# 94 Audi 100 Help - Oil Pressure Spiking



## FORUM720 (Feb 29, 2004)

what up

so i am a total Audi 100 n00b--first time w/ one, been with VW's/B6's my whole life. although I have found some things that are surprisingly similar to the 2 Mk3's I have owned, lot of this stuff is foreign to me! that being said, any help in this matter would be awesome:

just picked up a 94 100 cs Quattro for $1,200. the thing is gangster. 170k. it is honestly the nicest car I have ever seen for the price--no warning lights, good compression, and everything works perfectly. just a solid car.
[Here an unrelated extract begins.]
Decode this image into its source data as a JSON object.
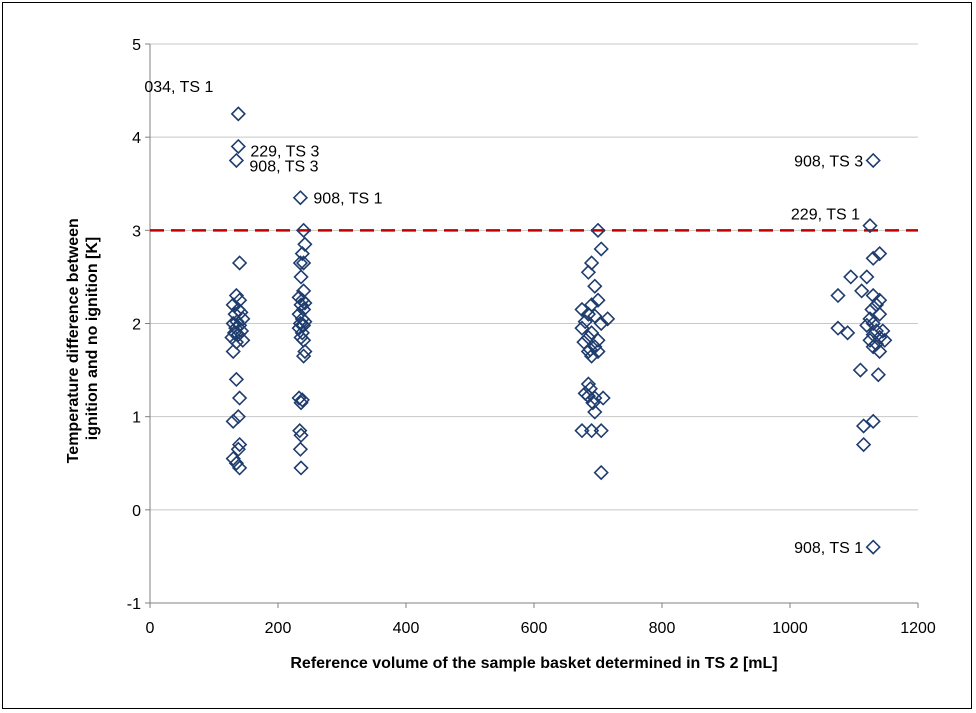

EXCEPT for the oil pressure.

*the oil pressure gauge likes to spike with the throttle when the motor is cold, then when it warms up it just likes to stay up. often times after about 10 minutes the CEL pops on, but then it's off w/ a cold motor. checked the oil level and it is high (as this was my first thought) but could high oil level really be causing this? what about oil pressure relief valve? is this easy to check/fix on 100's? never dealt w/ it b4. any ideas on how to drain some oil from the case w/out pulling the plug? maybe someone just put in an oil w/ too high of a viscosity? seems to be 5/30 tho. Thank you all in advance! i really appreciate it*

p4c:


----------



## FORUM720 (Feb 29, 2004)

oil was 15w/40, so i changed it to 10w/30 for the upcoming winter--new filter and all, oil level is perfect...pressure still peaking w/ throttle. any ideas?!


----------